Alto, belo, despreocupado, e fundamentalmente, inocente de uma forma que não se pode fingir. Ingénuo de uma forma enternecedora, preciosa.
Cansado de não conseguir decifrar, cansado de não escolher um caminho, continuas nesse estado desassossegadamente intemporal onde vives rodeado de um turbilhão humano, que após palavras e gestos incansáveis, nunca pára. Nesse leito imortal e dourado tens à tua volta sentado o Amor, a Paixão, a Tentação, a Luxúria e o Desejo, todas as mulheres da tua vida. Lentamente, nessa dança irreal e doentia, vão-te asfixiando segundo a tua vontade, até as pequenas coisas te levarem para longe desse mundo.

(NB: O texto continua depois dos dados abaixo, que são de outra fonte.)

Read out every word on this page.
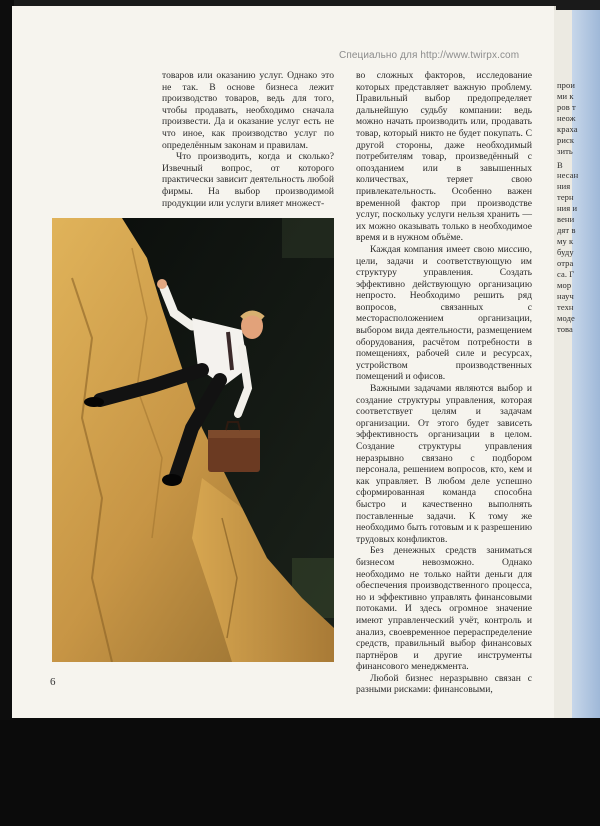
прои
ми к
ров т
неож
краха
риск
зить
В
несан
ния
терн
ния и
вени
дят в
му к
буду
отра
са. Г
мор
науч
техн
моде
това
Специально для http://www.twirpx.com

товаров или оказанию услуг. Однако это не так. В основе бизнеса лежит производство товаров, ведь для того, чтобы продавать, необходимо сначала произвести. Да и оказание услуг есть не что иное, как производство услуг по определённым законам и правилам.

Что производить, когда и сколько? Извечный вопрос, от которого практически зависит деятельность любой фирмы. На выбор производимой продукции или услуги влияет множест-

во сложных факторов, исследование которых представляет важную проблему. Правильный выбор предопределяет дальнейшую судьбу компании: ведь можно начать производить или, продавать товар, который никто не будет покупать. С другой стороны, даже необходимый потребителям товар, произведённый с опозданием или в завышенных количествах, теряет свою привлекательность. Особенно важен временной фактор при производстве услуг, поскольку услуги нельзя хранить — их можно оказывать только в необходимое время и в нужном объёме.

Каждая компания имеет свою миссию, цели, задачи и соответствующую им структуру управления. Создать эффективно действующую организацию непросто. Необходимо решить ряд вопросов, связанных с месторасположением организации, выбором вида деятельности, размещением оборудования, расчётом потребности в помещениях, рабочей силе и ресурсах, устройством производственных помещений и офисов.

Важными задачами являются выбор и создание структуры управления, которая соответствует целям и задачам организации. От этого будет зависеть эффективность организации в целом. Создание структуры управления неразрывно связано с подбором персонала, решением вопросов, кто, кем и как управляет. В любом деле успешно сформированная команда способна быстро и качественно выполнять поставленные задачи. К тому же необходимо быть готовым и к разрешению трудовых конфликтов.

Без денежных средств заниматься бизнесом невозможно. Однако необходимо не только найти деньги для обеспечения производственного процесса, но и эффективно управлять финансовыми потоками. И здесь огромное значение имеют управленческий учёт, контроль и анализ, своевременное перераспределение средств, правильный выбор финансовых партнёров и другие инструменты финансового менеджмента.

Любой бизнес неразрывно связан с разными рисками: финансовыми,

6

O Amor representa em si tudo o que é importante sentir, viver. Contém em si a beleza da felicidade e a tristeza da desilusão, mas sem ele, estarias perdido. Ele é algo que, apesar de tudo, nunca mudará; ele não se altera, passando por metamorfoses várias, mas deixando sempre a sua essência a pairar no ar sobre ti.
Paixão, caprichosa e inconstante, desperta em ti a vontade de não saber o que se quer. Num instante amas, no outro odeias com uma calma intensamente natural, pelo simples facto de poderes ter o que queres. Mantida a uma distância sempre razoável, ela vai e volta consoante a tua vontade, e está sempre pronta a servir de fonte para a tua eterna sede de afeto.
Misteriosa, atrativa e sempre a uma distância segura para não ser apanhada (inalcançável), temos a tua Tentação. A voz que te sussurraria segredos condenáveis, se quisesse; voz que, onde quer que esteja, faz com que a tua cabeça se vire à sua procura, mesmo no meio do nevoeiro. A sensação geral é a de querer, é a de ter, embora saibas que não é real; é a sensação de querer possuir o que mais ninguém pode, é o desafogo de encontrar um corpo quente sempre disposto a ouvir, mas não a adorar. Ela que não finge, que não se rege pelas tuas leis, parecendo-te apetecível só porque não a podes ter.
A Luxúria que transpira exuberância, excesso, sensualidade para a tua vida, como uma brisa suave e inevitável que não queres recusar encaixa-se na perfeição na espiral levemente auto-destrutiva que é a tua vida. Respira confiança, a mesma que te faz desejá-la; respira simpatia e felicidade, qualidades que, como qualquer fragrância hipnotizante, servem para te atrair. Prende-te na sua teia intoxicante de aparência e, com o teu consentimento, não te deixa mais sair. Nunca mais.
No fim de tudo, independentemente do resto, o teu Desejo derradeiro conjuga-se na vontade de querer ter o que, acima de tudo, nunca será teu. O cobiçar de carne que após o toque se encontra fria como mármore, a que desperta o apetite voraz de desejar sempre mais, quando o nada é a única realidade que conheces. Passas assim metade da tua vida, a ansiar pelo dia em que a barreira do intocável se desvaneça, para poderes alcançar o teu paraíso.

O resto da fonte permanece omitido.